Exhibitions and Installations, J. Paul Getty Museum, Photographs, Film, and Video

Re-Picturing Photographic History

Hiroshi Sugimoto preserves and transforms William Henry Fox Talbot’s 175-year-old “photogenic drawings”

Left: Arrangement of Botanical Specimens, 1838m William Henry Fox Talbot. Photogenic drawing negative, 8 13/16 x 7 1/4 in. The J. Paul Getty Museum, 84.XM.1002.10. Right: Arrangement of Botanical Specimens, 1839, 2008, Hiroshi Sugimoto. Gelatin silver print, 36 7/8 x 29 1/2 in. The J. Paul Getty Museum, 2013.64.9. © Hiroshi Sugimoto

Left: Arrangement of Botanical Specimens, 1838m William Henry Fox Talbot. Photogenic drawing negative, 8 13/16 x 7 1/4 in. The J. Paul Getty Museum, 84.XM.1002.10. Right: Arrangement of Botanical Specimens, 1839, 2008, Hiroshi Sugimoto. Gelatin silver print, 36 7/8 x 29 1/2 in. The J. Paul Getty Museum, Gift of the artist, 2013.64.9. © Hiroshi Sugimoto

In 1839 English scientist, historian, and mathematician William Henry Fox Talbot announced an exciting discovery.

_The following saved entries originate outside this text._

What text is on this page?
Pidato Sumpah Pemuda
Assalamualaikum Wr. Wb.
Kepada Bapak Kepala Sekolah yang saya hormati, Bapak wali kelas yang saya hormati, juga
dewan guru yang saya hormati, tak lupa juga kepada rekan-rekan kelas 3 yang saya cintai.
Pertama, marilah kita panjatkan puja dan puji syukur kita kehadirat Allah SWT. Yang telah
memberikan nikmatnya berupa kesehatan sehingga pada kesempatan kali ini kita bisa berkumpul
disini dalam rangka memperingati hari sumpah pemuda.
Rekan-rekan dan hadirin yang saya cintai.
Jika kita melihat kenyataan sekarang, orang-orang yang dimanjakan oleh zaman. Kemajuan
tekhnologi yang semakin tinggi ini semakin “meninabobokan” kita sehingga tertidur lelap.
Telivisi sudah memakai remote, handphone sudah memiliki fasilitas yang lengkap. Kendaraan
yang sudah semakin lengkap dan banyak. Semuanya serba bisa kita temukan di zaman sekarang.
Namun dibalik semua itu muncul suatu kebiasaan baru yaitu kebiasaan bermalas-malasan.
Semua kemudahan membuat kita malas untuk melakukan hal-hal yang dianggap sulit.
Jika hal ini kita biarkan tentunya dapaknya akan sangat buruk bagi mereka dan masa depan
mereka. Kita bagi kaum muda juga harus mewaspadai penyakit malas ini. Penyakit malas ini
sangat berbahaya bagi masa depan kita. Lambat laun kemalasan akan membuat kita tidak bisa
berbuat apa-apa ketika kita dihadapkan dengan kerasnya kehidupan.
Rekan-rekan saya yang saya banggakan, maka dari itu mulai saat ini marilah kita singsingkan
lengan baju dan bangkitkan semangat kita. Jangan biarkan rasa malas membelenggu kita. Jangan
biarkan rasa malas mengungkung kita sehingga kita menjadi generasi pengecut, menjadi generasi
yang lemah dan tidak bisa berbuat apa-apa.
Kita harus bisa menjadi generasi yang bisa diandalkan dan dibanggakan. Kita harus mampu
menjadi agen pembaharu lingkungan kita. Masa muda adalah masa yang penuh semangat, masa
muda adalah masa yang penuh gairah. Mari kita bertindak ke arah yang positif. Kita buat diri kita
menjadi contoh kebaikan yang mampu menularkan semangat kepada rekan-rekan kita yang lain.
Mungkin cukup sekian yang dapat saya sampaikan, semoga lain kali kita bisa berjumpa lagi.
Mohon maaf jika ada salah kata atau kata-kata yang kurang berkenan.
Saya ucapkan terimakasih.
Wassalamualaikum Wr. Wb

By coating writing paper with salt and silver nitrate, he had created a light-sensitive surface to capture images of the world, a process he called “the art of photogenic drawing.”

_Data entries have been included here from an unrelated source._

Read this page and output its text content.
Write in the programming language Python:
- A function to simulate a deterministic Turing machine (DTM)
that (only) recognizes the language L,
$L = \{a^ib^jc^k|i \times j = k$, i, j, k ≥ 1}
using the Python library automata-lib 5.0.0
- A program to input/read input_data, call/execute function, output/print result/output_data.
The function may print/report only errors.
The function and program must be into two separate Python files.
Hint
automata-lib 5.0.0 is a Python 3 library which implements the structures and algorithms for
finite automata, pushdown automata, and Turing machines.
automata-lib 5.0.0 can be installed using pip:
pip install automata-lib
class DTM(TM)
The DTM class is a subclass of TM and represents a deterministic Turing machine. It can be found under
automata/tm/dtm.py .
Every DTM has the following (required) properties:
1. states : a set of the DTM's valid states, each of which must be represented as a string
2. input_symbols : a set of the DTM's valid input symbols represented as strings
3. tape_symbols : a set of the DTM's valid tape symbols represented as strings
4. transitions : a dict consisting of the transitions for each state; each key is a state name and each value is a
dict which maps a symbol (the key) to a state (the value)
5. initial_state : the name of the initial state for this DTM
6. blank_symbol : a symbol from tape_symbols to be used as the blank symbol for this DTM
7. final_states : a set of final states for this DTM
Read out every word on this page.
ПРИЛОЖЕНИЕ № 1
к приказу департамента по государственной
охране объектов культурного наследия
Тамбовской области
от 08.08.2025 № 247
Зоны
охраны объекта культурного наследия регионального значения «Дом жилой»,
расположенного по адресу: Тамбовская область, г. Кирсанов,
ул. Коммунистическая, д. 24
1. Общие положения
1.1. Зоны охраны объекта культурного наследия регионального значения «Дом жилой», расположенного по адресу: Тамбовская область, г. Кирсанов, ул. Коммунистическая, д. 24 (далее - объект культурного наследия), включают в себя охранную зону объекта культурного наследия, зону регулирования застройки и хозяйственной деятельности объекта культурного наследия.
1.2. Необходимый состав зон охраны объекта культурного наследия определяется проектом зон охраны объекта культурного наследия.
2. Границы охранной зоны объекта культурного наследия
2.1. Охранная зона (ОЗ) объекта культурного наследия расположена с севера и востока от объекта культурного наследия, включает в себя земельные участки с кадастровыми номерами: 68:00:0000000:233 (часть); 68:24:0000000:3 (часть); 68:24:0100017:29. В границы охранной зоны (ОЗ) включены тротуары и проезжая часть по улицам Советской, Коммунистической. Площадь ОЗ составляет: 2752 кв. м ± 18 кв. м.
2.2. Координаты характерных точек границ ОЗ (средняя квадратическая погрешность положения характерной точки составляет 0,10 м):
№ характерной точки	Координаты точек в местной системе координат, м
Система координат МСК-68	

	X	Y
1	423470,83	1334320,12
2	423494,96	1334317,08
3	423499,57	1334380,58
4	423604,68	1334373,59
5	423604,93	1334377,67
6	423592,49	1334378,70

Though less well known today than the daguerreotype, announced just a few weeks earlier that same year, the photogenic drawing “is extremely important to photographic history,” says Arpad Kovacs, curator of the exhibition Hiroshi Sugimoto: Past Tense. “With the photogenic drawing, Talbot invented the negative/positive process—a core concept of photography and one that would become the predominant mode of creating photographs.” Talbot’s discovery, in other words, was one of the greatest breakthroughs in photography until the digital revolution.

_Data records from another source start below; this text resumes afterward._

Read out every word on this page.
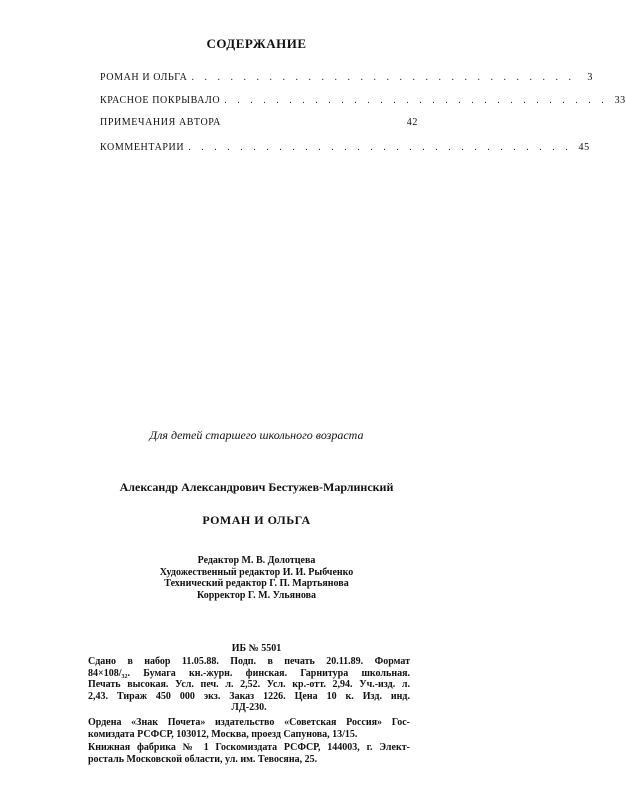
СОДЕРЖАНИЕ
РОМАН И ОЛЬГА . . . . . . . . . . . . . . . . . . . . . . . . . . . . . .	3
КРАСНОЕ ПОКРЫВАЛО . . . . . . . . . . . . . . . . . . . . . . . . . . . . . . 33
ПРИМЕЧАНИЯ АВТОРА	42
КОММЕНТАРИИ . . . . . . . . . . . . . . . . . . . . . . . . . . . . . . 45
Для детей старшего школьного возраста
Александр Александрович Бестужев-Марлинский
РОМАН И ОЛЬГА
Редактор М. В. Долотцева
Художественный редактор И. И. Рыбченко
Технический редактор Г. П. Мартьянова
Корректор Г. М. Ульянова
ИБ № 5501
Сдано в набор 11.05.88. Подп. в печать 20.11.89. Формат
84×108/₃₂. Бумага кн.-журн. финская. Гарнитура школьная.
Печать высокая. Усл. печ. л. 2,52. Усл. кр.-отт. 2,94. Уч.-изд. л.
2,43. Тираж 450 000 экз. Заказ 1226. Цена 10 к. Изд. инд.
ЛД-230.
Ордена «Знак Почета» издательство «Советская Россия» Гос-
комиздата РСФСР, 103012, Москва, проезд Сапунова, 13/15.
Книжная фабрика № 1 Госкомиздата РСФСР, 144003, г. Элект-
росталь Московской области, ул. им. Тевосяна, 25.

Made as experiments, Talbot’s photogenic drawings are extremely fragile and slowly vanishing with age. “He didn’t quite understand how to fix them at first, which is why they’re so prone to fading,” Arpad said, referring to the process of stabilizing an image once the paper has been developed and washed, to stop its sensitivity to light. “It’s interesting to read some of his early correspondence with his friends and relatives, in which he would enclose a photogenic drawing. A few weeks later the images would disappear.”

Ever the tinkerer, Talbot tried fixing his prints using various techniques, including a bath of potassium iodide, which caused the photogenic drawings to fade more slowly, rather than darken over time. Because he was still working out the chemistry, the prints created through these various experiments have all aged differently.

Lacock Abbey, 1835–39, William Henry Fox Talbot. Photogenic drawing negative, 2 15/16 x 3 11/16 in. The J. Paul Getty Museum, 84.XM.1002.32

Lacock Abbey, 1835–39, William Henry Fox Talbot. Photogenic drawing negative, 2 15/16 x 3 11/16 in. The J. Paul Getty Museum, 84.XM.1002.32

These fascinating images, their ghostlike forms speaking in a whisper across nearly two centuries, captured the imagination of photographer Hiroshi Sugimoto. He asked the Getty Museum, one of the few museums in the world with a collection of Talbot’s early experiments, if he could see and photograph them. The answer was yes—with one caveat.

Talbot’s photogenic drawings are so fragile and sensitive to light that they needed a stunt double to keep them safe. When Sugimoto visited in 2007, conservators worked with him to create the negatives under low light levels. “They used exact-size replicas of Talbot’s prints to focus the camera and create multiple test exposures,” Arpad explained. “Then, for the final exposure, our conservator placed the actual object briefly in front of the camera. Sugimoto got one take.”

Several of the resulting images are featured in the exhibition Hiroshi Sugimoto: Past Tense, which also includes examples of Sugimoto’s equally enigmatic wax portraits and natural history dioramas. When the artist returned to the Getty Museum in 2014 for the exhibition, director Timothy Potts took the opportunity to ask him about his work and what drew him to Talbot in particular.

“Those negatives are changing, constantly,” Sugimoto says. “Even stored in cool, darkroom storage, [they are] either getting darker and darker or lighter and lighter. Within 50 or 100 years, [they] will be gone. So I felt very responsible, since I noticed this fact.”

Sugimoto’s reimagined Talbot prints are far more than documents of an antiquated technology, however. They are complex works of art in themselves—much larger than the originals, with different color, texture, and tone. Are they photographs of photographs? Or photographs about photographs? The series brings Sugimoto, and us as viewers, into dialogue with the history of photography, a medium that celebrates its 175th birthday this year.

It’s a bold move by any artist, to pay such direct homage to the inventor of his medium. “Sugimoto wants to be as relevant as Talbot,” said Arpad. “And I think he is.”